Birth of Chiko Roll controversy rocks Aussie parliament

So what’s been the hottest topic of debate this week amongst the folks down in Canberra? Same-sex marriage? Budget responsibility? Pauline Hanson’s wildly xenophobic fear mongering? Nah. How about the origins of the Chicko Roll?

That’s right, while Malcolm and the rest of the parliamentary mob are getting used to making a slim lower house majority work and a Senate even fruitier than the last one, at least three of them have seen fit to use the nation’s most respected (ahem) soap box to verbally wrestle over where the iconic Aussie… um, food thing, comes from.

Did the humble, tastless, edible log originate in Bathurst, Bendigo or Wagga? This is an important question; these are dangerous times, voters!

“We aim to please in the central west, and if it is Tic Tacs or Nutella that you enjoy, and I have to confess I am partial to both, they were definitely made in Lithgow. Or if Australia’s iconic Chiko Roll is more to your liking … well they were made in Bathurst.” Nationals MP for Calare solemnly declared to parliament.

In response, fellow Nationals MP and Minister for Small Business Michael McCormack took to the ABC to defend the honour of his seat of Riverina with what seemed to be irrefutable evidence… the gold standard of Chiko Rolls.

“We have in our Riverina Museum in Wagga Wagga the Gold Chiko Roll given to us by the manufacturers, acknowledging the fact that Wagga Wagga is home of the Chiko Roll,” he said.

But that prompted Victorian Labor MP Lisa Chesters to call both men out with this apparent slam dunk for her seat of Bendigo:

“It’s just outrageous that these NSW MPs can try and claim credit for the Chiko Roll.
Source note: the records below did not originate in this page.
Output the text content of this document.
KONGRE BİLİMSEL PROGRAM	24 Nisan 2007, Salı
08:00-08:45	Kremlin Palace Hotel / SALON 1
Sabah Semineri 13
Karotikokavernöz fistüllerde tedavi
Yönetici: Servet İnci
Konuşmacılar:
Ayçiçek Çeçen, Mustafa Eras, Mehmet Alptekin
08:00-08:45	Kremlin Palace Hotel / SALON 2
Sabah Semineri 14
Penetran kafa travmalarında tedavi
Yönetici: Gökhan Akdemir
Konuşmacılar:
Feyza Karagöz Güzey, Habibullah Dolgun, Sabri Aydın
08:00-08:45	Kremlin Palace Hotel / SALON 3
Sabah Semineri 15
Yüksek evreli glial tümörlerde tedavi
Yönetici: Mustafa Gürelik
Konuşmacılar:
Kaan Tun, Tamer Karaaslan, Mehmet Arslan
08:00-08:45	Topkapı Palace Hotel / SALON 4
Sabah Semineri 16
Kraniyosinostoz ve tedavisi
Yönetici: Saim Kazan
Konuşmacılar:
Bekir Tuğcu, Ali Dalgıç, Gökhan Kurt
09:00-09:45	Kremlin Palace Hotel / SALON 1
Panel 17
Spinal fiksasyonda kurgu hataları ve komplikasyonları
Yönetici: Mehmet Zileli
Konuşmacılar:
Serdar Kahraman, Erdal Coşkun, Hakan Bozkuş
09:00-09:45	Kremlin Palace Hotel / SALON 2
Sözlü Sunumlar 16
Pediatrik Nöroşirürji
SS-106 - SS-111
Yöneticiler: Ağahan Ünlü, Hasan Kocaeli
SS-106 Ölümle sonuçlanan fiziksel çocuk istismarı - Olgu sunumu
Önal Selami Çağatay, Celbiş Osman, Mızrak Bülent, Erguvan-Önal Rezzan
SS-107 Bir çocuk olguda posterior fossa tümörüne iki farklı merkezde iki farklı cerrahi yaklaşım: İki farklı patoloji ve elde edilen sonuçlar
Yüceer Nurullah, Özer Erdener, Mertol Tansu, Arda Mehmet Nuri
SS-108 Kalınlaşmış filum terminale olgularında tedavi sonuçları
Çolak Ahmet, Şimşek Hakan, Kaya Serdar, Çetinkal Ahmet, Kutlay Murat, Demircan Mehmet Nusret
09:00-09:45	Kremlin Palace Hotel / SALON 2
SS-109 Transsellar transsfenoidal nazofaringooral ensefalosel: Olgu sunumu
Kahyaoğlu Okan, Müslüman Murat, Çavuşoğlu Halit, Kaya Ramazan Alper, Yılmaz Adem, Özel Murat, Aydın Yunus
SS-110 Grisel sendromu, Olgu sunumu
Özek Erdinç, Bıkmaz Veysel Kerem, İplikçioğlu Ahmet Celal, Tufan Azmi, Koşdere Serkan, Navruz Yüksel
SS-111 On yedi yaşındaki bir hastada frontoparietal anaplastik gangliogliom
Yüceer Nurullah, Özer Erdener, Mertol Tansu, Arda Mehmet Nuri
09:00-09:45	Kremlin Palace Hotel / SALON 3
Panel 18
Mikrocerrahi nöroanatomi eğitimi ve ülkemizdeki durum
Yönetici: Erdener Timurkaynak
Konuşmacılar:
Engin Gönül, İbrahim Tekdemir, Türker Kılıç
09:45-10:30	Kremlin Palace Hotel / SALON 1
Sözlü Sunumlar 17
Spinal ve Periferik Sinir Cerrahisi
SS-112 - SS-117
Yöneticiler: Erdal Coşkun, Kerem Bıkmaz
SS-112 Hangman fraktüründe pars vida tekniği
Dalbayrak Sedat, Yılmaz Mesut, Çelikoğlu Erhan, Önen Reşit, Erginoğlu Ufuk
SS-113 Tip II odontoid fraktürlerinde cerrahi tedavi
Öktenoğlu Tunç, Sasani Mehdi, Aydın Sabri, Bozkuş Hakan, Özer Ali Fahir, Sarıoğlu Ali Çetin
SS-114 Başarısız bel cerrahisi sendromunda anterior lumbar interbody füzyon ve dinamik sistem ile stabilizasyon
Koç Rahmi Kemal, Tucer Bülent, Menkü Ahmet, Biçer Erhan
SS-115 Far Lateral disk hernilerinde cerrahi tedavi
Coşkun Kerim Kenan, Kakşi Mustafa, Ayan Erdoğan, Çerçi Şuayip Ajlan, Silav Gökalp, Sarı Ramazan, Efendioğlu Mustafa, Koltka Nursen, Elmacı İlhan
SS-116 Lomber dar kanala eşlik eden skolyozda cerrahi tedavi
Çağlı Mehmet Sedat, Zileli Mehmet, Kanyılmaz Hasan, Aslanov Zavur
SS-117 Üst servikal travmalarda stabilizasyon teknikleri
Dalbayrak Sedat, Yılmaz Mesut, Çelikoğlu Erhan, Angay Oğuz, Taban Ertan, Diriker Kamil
It was invented in Bendigo by a Bendigonian,” she insisted.

“I’d strongly request the National Party to do their research, at least start with the back of the packet; it says on the back of the packet that the Chiko Roll was born in Bendigo.”

Take that, you delusional, right-wing Chiko packaging deniers!

The nation remains divided.

Now, what is Pauline Hanson so freaked out about again?